Psyop Part 1

December 6, 2015

Hair of the Dog

The team at Psyop prides itself in providing innovative solutions for clients, solving their business and marketing problems by telling compelling stories and building engaging worlds. With studios in New York, Los Angeles and Vancouver, Psyop offers a combination of skills across animation, design, illustration, 3D, 2D and live action production. We spoke with Psyop Chief Technology Officer Jean-François Panisset to find out what role Fabric Engine is playing in their success.


Drawing Tangent Grid – Debugging using Inline Drawing, in this case drawing a grid of tangents to the viewport.

Jean-François Panisset, Psyop

Jean-François Panisset

What is your role at Psyop?

My role as Chief Technology Officer is to oversee the technical infrastructure of the company and to provide our artists with an environment that allows them to do their work without having to worry about technology hurdles.

What prompted you to adopt Fabric Engine? What was the problem or challenge you were trying to solve?

The complexity of the projects we are working on keeps increasing and is outpacing the ability of standard DCC tools to handle in a brute force way. Larger studios have developed complex and powerful software frameworks allowing them to tackle these projects: industry standard tools remain the front end providing artists with a powerful and familiar interface, but proceduralism, instancing, asset management are handled behind the scene by in house tools.

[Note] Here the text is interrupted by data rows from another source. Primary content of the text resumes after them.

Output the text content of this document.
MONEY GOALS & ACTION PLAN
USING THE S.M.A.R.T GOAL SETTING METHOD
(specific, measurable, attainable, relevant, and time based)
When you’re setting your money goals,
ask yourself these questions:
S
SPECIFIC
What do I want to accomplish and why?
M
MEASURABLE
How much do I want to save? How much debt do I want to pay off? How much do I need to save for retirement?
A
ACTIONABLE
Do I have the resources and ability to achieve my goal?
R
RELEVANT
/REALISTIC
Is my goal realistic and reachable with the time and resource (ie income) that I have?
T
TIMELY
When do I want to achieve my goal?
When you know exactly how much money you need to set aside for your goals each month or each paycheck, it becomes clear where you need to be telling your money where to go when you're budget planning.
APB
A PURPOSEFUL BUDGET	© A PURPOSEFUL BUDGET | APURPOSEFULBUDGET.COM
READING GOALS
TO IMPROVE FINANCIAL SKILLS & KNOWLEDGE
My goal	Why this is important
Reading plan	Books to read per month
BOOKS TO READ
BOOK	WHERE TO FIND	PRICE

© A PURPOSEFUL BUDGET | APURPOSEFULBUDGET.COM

Fabric Engine gives us a powerful platform that allows us to build these types of tools without having to start from scratch: we get a shortcut to what would have taken many man years of development time.

How are you using Fabric? What impact has it had?

We are still at the experimental phase, and our initial uses of Fabric are driven by specific project requirements. But from the start we knew that we wanted to invest in Fabric as a facility-wide resource, we don’t want to have to decide whether a tool is important enough to justify using a license. We are in the process of deploying a framework to extend the availability of Fabric Engine from our software development group to our TDs, and we’re looking forward to seeing the creative uses they can make out of it.

An initial success has been using Fabric to develop a custom hair simulation system, which has already been used in production. We are planning to further enhance this tool to take advantage of the new visual programming environment to provide a node-based graph allowing our artists to reconfigure the system to suit the needs of the project they are working on.


Weightmap – Painting weight maps to mask off certain portions of the hair, using Fabric Engine manipulation. This instance is a root-to-tip weight map, so painting weight onto the underlying mesh will select portions of hairs, either starting from the root or the tip.

What were the alternatives you considered?

The main alternative would have been in-house software development, and we do not have the time or resources to “start from scratch”. There are also some open source projects that provide some of the components you need, but with Fabric we get direct access to the support and development team at Fabric Engine.

How do you expect to use Fabric in future?

We are hoping to be surprised! Our main goals for now are to accelerate proprietary tools while taking advantage of parallelism and GPU acceleration as well as portability between DCCs, and provide a robust framework for large scale scene assembly and procedural geometry generation.

Jonah Friedman, Psyop

Jonah Friedman

Is there anyone else on your team you’d like to mention?

Jonah Friedman has been doing so far most of the work on Fabric Engine at Psyop. He has been closely collaborating with the Fabric team. His background as an advanced Softimage ICE user puts him in a unique position to appreciate how Fabric Engine is developing as a platform and DCC-independent visual programming environment.